Using R, what is the best way to read a symmetric matrix from a file that omits the upper triangular part. For example,
1.000
.505 1.000
.569 .422 1.000
.602 .467 .926 1.000
.621 .482 .877 .874 1.000
.603 .450 .878 .894 .937 1.000
I have tried read.table, but haven't been successful.
Here's a read.table and loopless and *apply-less solution:
txt <- "1.000
.505 1.000
.569 .422 1.000
.602 .467 .926 1.000
.621 .482 .877 .874 1.000
.603 .450 .878 .894 .937 1.000"
# Could use clipboard or read this from a file as well.
mat <- data.matrix( read.table(text=txt, fill=TRUE, col.names=paste("V", 1:6)) )
mat[upper.tri(mat)] <- t(mat)[upper.tri(mat)]
> mat
V1 V2 V3 V4 V5 V6
[1,] 1.000 0.505 0.569 0.602 0.621 0.603
[2,] 0.505 1.000 0.422 0.467 0.482 0.450
[3,] 0.569 0.422 1.000 0.926 0.877 0.878
[4,] 0.602 0.467 0.926 1.000 0.874 0.894
[5,] 0.621 0.482 0.877 0.874 1.000 0.937
[6,] 0.603 0.450 0.878 0.894 0.937 1.000
I copied your text, and then used tt <- file('clipboard','rt') to import it. For a standard file:
tt <- file("yourfile.txt",'rt')
a <- readLines(tt)
b <- strsplit(a," ") #insert delimiter here; can use regex
b <- lapply(b,function(x) {
x <- as.numeric(x)
length(x) <- max(unlist(lapply(b,length)));
return(x)
})
b <- do.call(rbind,b)
b[is.na(b)] <- 0
#kinda kludgy way to get the symmetric matrix
b <- b + t(b) - diag(b[1,1],nrow=dim(b)[1],ncol=dim(b)[2]
I'm posting but I like Blue Magister's approach wat better. But maybe there's something in this that's of use.
mat <- readLines(n=6)
1.000
.505 1.000
.569 .422 1.000
.602 .467 .926 1.000
.621 .482 .877 .874 1.000
.603 .450 .878 .894 .937 1.000
nmat <- lapply(mat, function(x) unlist(strsplit(x, "\\s+")))
lens <- sapply(nmat, length)
dlen <- max(lens) -lens
bmat <- lapply(seq_along(nmat), function(i) {
as.numeric(c(nmat[[i]], rep(NA, dlen[i])))
})
mat <- do.call(rbind, bmat)
mat[upper.tri(mat)] <- t(mat)[upper.tri(mat)]
mat
Here is an approach which also works if the dimensions of the matrix are unknown.
# read file as a vector
mat <- scan("file.txt", what = numeric())

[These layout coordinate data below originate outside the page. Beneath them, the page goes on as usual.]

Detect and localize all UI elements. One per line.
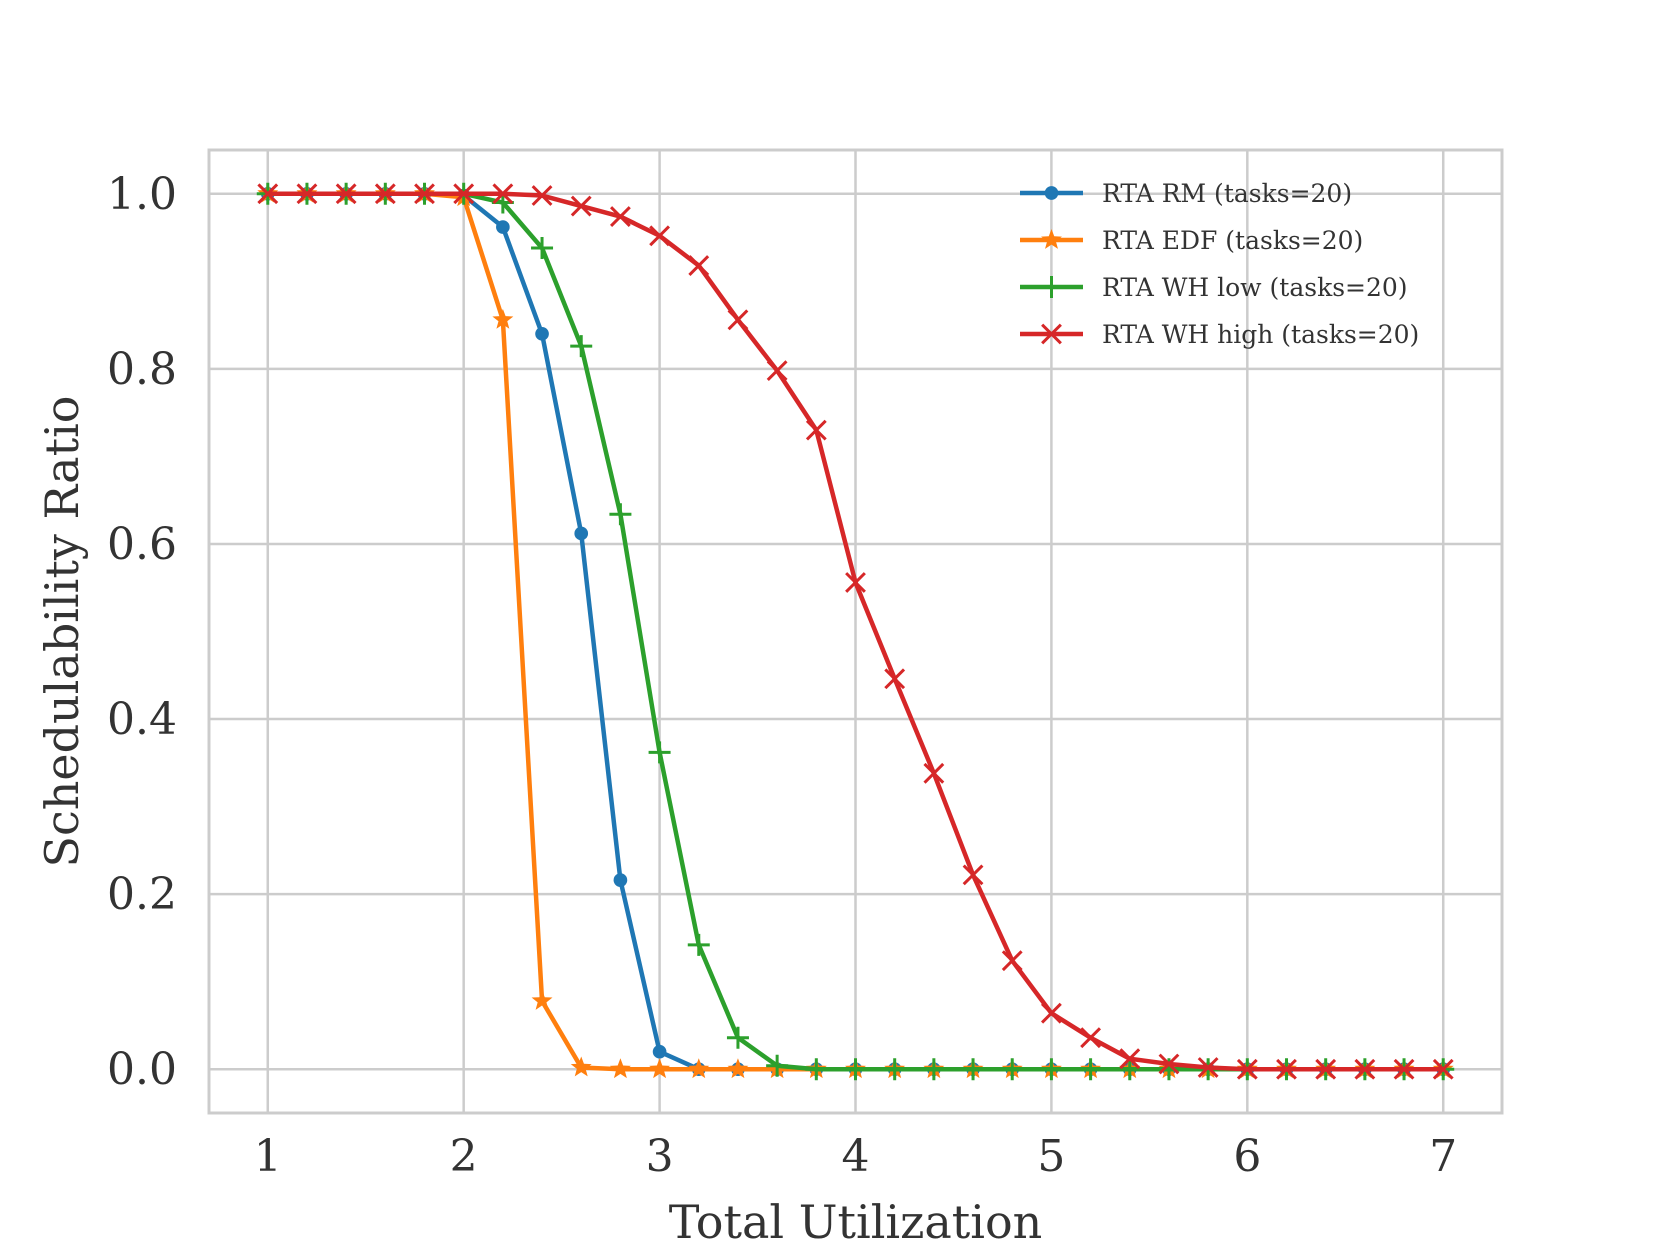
data-point-plus [844, 1058, 867, 1081]
data-point-plus [531, 237, 554, 260]
y-tick-label: 0.0 [107, 1044, 177, 1095]
data-point-x [766, 360, 788, 382]
x-tick-label: 4 [842, 1131, 870, 1182]
data-point-x [1040, 1002, 1062, 1024]
data-point-plus [570, 335, 593, 358]
data-point-x [374, 183, 396, 205]
data-point-x [492, 183, 514, 205]
data-point-x [296, 183, 318, 205]
data-point-plus [1040, 1058, 1063, 1081]
data-point-circle [574, 526, 589, 541]
data-point-circle [652, 1044, 667, 1059]
y-tick-label: 0.8 [107, 344, 177, 395]
legend-item-2: RTA WH low (tasks=20) [1020, 273, 1408, 302]
data-point-plus [648, 741, 671, 764]
data-point-plus [883, 1058, 906, 1081]
data-point-x [884, 668, 906, 690]
data-point-plus [1118, 1058, 1141, 1081]
data-point-plus [766, 1054, 789, 1077]
legend-item-3: RTA WH high (tasks=20) [1020, 320, 1419, 349]
data-point-x [1080, 1027, 1102, 1049]
data-point-x [649, 225, 671, 247]
data-point-star [492, 308, 514, 329]
data-point-x [453, 183, 475, 205]
grid [209, 150, 1502, 1113]
series-layer [256, 182, 1455, 1081]
data-point-x [805, 419, 827, 441]
data-point-circle [613, 873, 628, 887]
x-tick-label: 3 [646, 1131, 674, 1182]
data-point-x [609, 206, 631, 227]
data-point-x [1354, 1058, 1376, 1080]
data-point-x [1393, 1058, 1415, 1080]
plot-frame [207, 148, 1504, 1115]
data-point-plus [609, 503, 632, 526]
tick-labels: 1 2 3 4 5 6 7 0.0 0.2 0.4 0.6 0.8 1.0 [107, 169, 1457, 1182]
data-point-x [570, 195, 592, 217]
data-point-x [414, 183, 435, 205]
y-tick-label: 0.4 [107, 694, 177, 745]
data-point-star [531, 989, 553, 1010]
x-tick-label: 7 [1429, 1131, 1457, 1182]
x-tick-label: 2 [450, 1131, 478, 1182]
data-point-star [1041, 229, 1062, 249]
data-point-x [1276, 1058, 1297, 1080]
data-point-plus [1079, 1058, 1102, 1081]
legend-label: RTA EDF (tasks=20) [1102, 226, 1363, 255]
data-point-x [962, 864, 984, 886]
data-point-plus [1040, 276, 1063, 298]
x-tick-label: 5 [1037, 1131, 1065, 1182]
data-point-x [1158, 1053, 1180, 1075]
data-point-plus [962, 1058, 985, 1081]
data-point-x [688, 255, 710, 276]
data-point-x [1119, 1048, 1141, 1070]
data-point-star [570, 1056, 592, 1077]
y-axis-label: Schedulability Ratio [35, 395, 89, 867]
legend-label: RTA WH high (tasks=20) [1102, 320, 1419, 349]
y-tick-label: 0.6 [107, 519, 177, 570]
x-tick-label: 6 [1233, 1131, 1261, 1182]
data-point-star [609, 1058, 631, 1079]
data-point-plus [922, 1058, 945, 1081]
data-point-x [257, 183, 279, 205]
data-point-plus [726, 1026, 749, 1049]
data-point-star [688, 1058, 710, 1079]
data-point-x [845, 572, 866, 593]
data-point-x [1041, 323, 1062, 345]
data-point-plus [687, 933, 710, 956]
data-point-x [727, 309, 749, 331]
data-point-plus [1001, 1058, 1024, 1081]
legend-label: RTA WH low (tasks=20) [1102, 273, 1408, 302]
data-point-x [923, 762, 945, 784]
series-3 [257, 183, 1454, 1080]
data-point-x [531, 185, 553, 206]
legend-item-1: RTA EDF (tasks=20) [1020, 226, 1363, 255]
data-point-plus [805, 1058, 828, 1081]
data-point-x [1197, 1057, 1219, 1078]
data-point-x [335, 183, 357, 205]
data-point-circle [496, 220, 510, 234]
data-point-x [1001, 950, 1023, 972]
legend-label: RTA RM (tasks=20) [1102, 179, 1352, 208]
legend-item-0: RTA RM (tasks=20) [1020, 179, 1352, 208]
data-point-circle [1044, 186, 1059, 200]
data-point-star [727, 1058, 749, 1079]
x-tick-label: 1 [254, 1131, 282, 1182]
legend: RTA RM (tasks=20) RTA EDF (tasks=20) RTA W… [1020, 179, 1419, 349]
data-point-circle [535, 327, 549, 341]
x-axis-label: Total Utilization [669, 1195, 1043, 1245]
data-point-x [1315, 1058, 1337, 1080]
data-point-star [649, 1058, 671, 1079]
data-point-x [1236, 1058, 1258, 1080]
y-tick-label: 1.0 [107, 169, 177, 220]
y-tick-label: 0.2 [107, 869, 177, 920]
data-point-x [1432, 1058, 1454, 1080]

# calculate the number of columns (and rows)
ncol <- (sqrt(8 * length(mat) + 1) - 1) / 2
# index of the diagonal values
diag_idx <- cumsum(seq.int(ncol))
# generate split index
split_idx <- cummax(sequence(seq.int(ncol)))
split_idx[diag_idx] <- split_idx[diag_idx] - 1
# split vector into list of rows
splitted_rows <- split(mat, f = split_idx)
# generate matrix
mat_full <- suppressWarnings(do.call(rbind, splitted_rows))

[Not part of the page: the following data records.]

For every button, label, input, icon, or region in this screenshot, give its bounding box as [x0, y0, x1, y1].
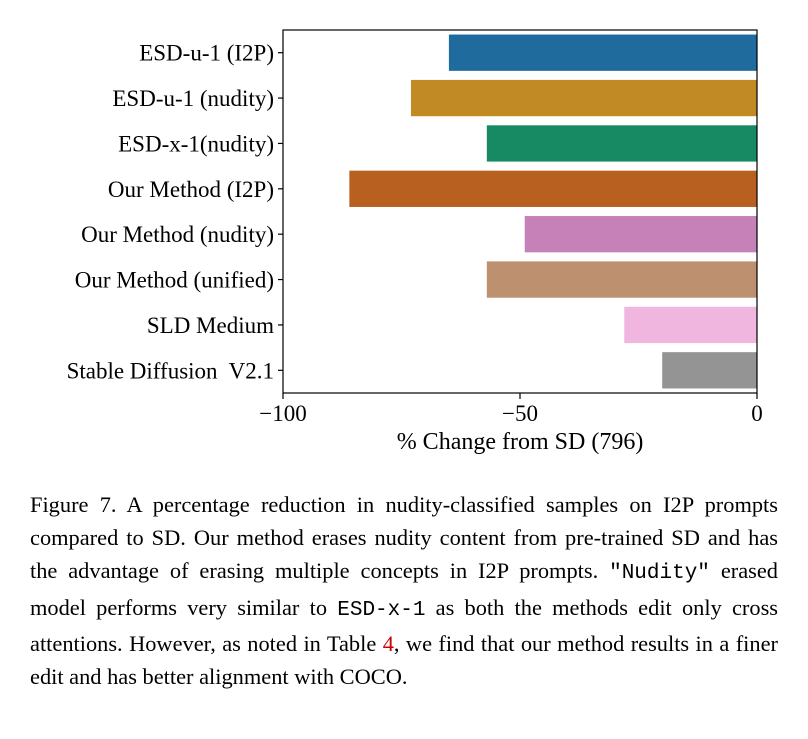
category-label: Our Method (I2P)	[108, 177, 274, 202]
caption-text-3: as both the methods edit only cross atte…	[30, 594, 778, 656]
bars-group	[349, 34, 757, 389]
x-axis-label: % Change from SD (796)	[397, 429, 644, 455]
category-label: Our Method (unified)	[75, 268, 274, 293]
caption-text-4: , we find that our method results in a f…	[30, 630, 778, 690]
x-tick-label: −50	[502, 401, 538, 426]
category-label: ESD-x-1(nudity)	[118, 131, 274, 156]
x-ticks: −100 −50 0	[259, 393, 763, 426]
bar-2	[410, 79, 757, 117]
bar-6	[486, 261, 757, 298]
plot-frame	[282, 29, 758, 394]
bar-3	[486, 125, 757, 162]
bar-4	[349, 170, 757, 207]
figure-caption: Figure 7. A percentage reduction in nudi…	[30, 488, 778, 693]
caption-text-1: Figure 7. A percentage reduction in nudi…	[30, 492, 778, 584]
bar-8	[662, 352, 757, 389]
bar-chart: ESD-u-1 (I2P) ESD-u-1 (nudity) ESD-x-1(nud…	[67, 29, 763, 455]
caption-code-esd-x-1: ESD-x-1	[337, 598, 426, 622]
category-label: Our Method (nudity)	[81, 222, 274, 247]
caption-table-ref[interactable]: 4	[382, 630, 394, 656]
category-label: ESD-u-1 (nudity)	[112, 86, 274, 111]
caption-code-nudity: "Nudity"	[609, 562, 710, 586]
bar-5	[524, 216, 757, 253]
x-tick-label: −100	[259, 401, 306, 426]
bar-1	[448, 34, 757, 71]
bar-7	[624, 306, 757, 344]
category-label: Stable Diffusion V2.1	[67, 358, 274, 383]
x-tick-label: 0	[751, 401, 763, 426]
caption-text-2: erased model performs very similar to	[30, 558, 778, 620]
category-label: SLD Medium	[147, 313, 274, 338]
category-label: ESD-u-1 (I2P)	[139, 41, 274, 66]
category-labels: ESD-u-1 (I2P) ESD-u-1 (nudity) ESD-x-1(nud…	[67, 41, 283, 383]
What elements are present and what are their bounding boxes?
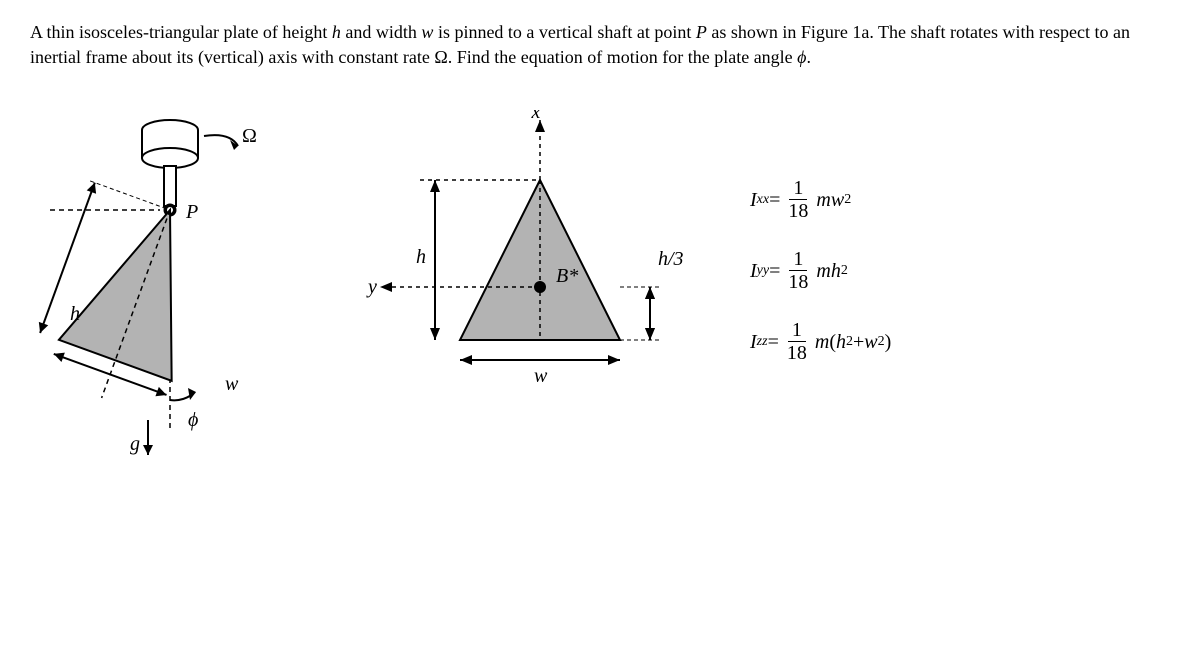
P-label: P <box>185 201 198 223</box>
x-axis-label: x <box>531 110 541 123</box>
text: and width <box>341 22 422 42</box>
figure-1a: Ω P w <box>30 110 310 477</box>
problem-statement: A thin isosceles-triangular plate of hei… <box>30 20 1170 70</box>
var-w: w <box>421 22 433 42</box>
var-h: h <box>332 22 341 42</box>
Ixx-equation: Ixx = 118 mw2 <box>750 178 1050 221</box>
text: is pinned to a vertical shaft at point <box>433 22 695 42</box>
inertia-equations: Ixx = 118 mw2 Iyy = 118 mh2 Izz = 118 m(… <box>750 110 1050 391</box>
text: A thin isosceles-triangular plate of hei… <box>30 22 332 42</box>
var-P: P <box>696 22 707 42</box>
figure-centroid: x y B* h <box>350 110 710 417</box>
w-label2: w <box>534 365 548 387</box>
Bstar-label: B* <box>556 265 578 287</box>
h-label: h <box>70 303 80 325</box>
figures-row: Ω P w <box>30 110 1170 477</box>
var-phi: ϕ <box>797 47 806 67</box>
Iyy-equation: Iyy = 118 mh2 <box>750 249 1050 292</box>
var-Omega: Ω <box>434 47 447 67</box>
text: . Find the equation of motion for the pl… <box>448 47 797 67</box>
y-axis-label: y <box>366 276 377 298</box>
omega-label: Ω <box>242 125 257 147</box>
g-label: g <box>130 433 140 455</box>
Izz-equation: Izz = 118 m(h2 + w2) <box>750 320 1050 363</box>
text: . <box>807 47 812 67</box>
w-label: w <box>225 373 239 395</box>
h3-label: h/3 <box>658 248 684 270</box>
h-label2: h <box>416 246 426 268</box>
shaft-icon <box>142 120 198 206</box>
phi-label: ϕ <box>188 409 198 431</box>
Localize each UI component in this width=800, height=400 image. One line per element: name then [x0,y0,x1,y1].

mat_full[upper.tri(mat_full)] <- t(mat_full)[upper.tri(mat_full)]
[,1] [,2] [,3] [,4] [,5] [,6]
0 1.000 0.505 0.569 0.602 0.621 0.603
1 0.505 1.000 0.422 0.467 0.482 0.450
2 0.569 0.422 1.000 0.926 0.877 0.878
3 0.602 0.467 0.926 1.000 0.874 0.894
4 0.621 0.482 0.877 0.874 1.000 0.937
5 0.603 0.450 0.878 0.894 0.937 1.000
This won't work in the OP's case because the diagonal was 1, but if the diagonal is zero or missing, then you can use as.dist%>%as.matrix to copy the lower diagonal to the upper diagonal and set the diagonal to zero:
input=" Pop0 Pop1 Pop2
Pop0
Pop1 0.015
Pop2 0.079 0.083
Pop3 0.014 0.016 0.073"
as.matrix(as.dist(cbind(read.table(text=input,fill=T),NA)))
Result:
Pop0 Pop1 Pop2 Pop3
Pop0 0.000 0.015 0.079 0.014
Pop1 0.015 0.000 0.083 0.016
Pop2 0.079 0.083 0.000 0.073
Pop3 0.014 0.016 0.073 0.000
In my case the input had column names, so read.table(fill=T) was automatically able to determine the number of columns and IRTFM's trick of specifying col.names=1:4 was not neeeded.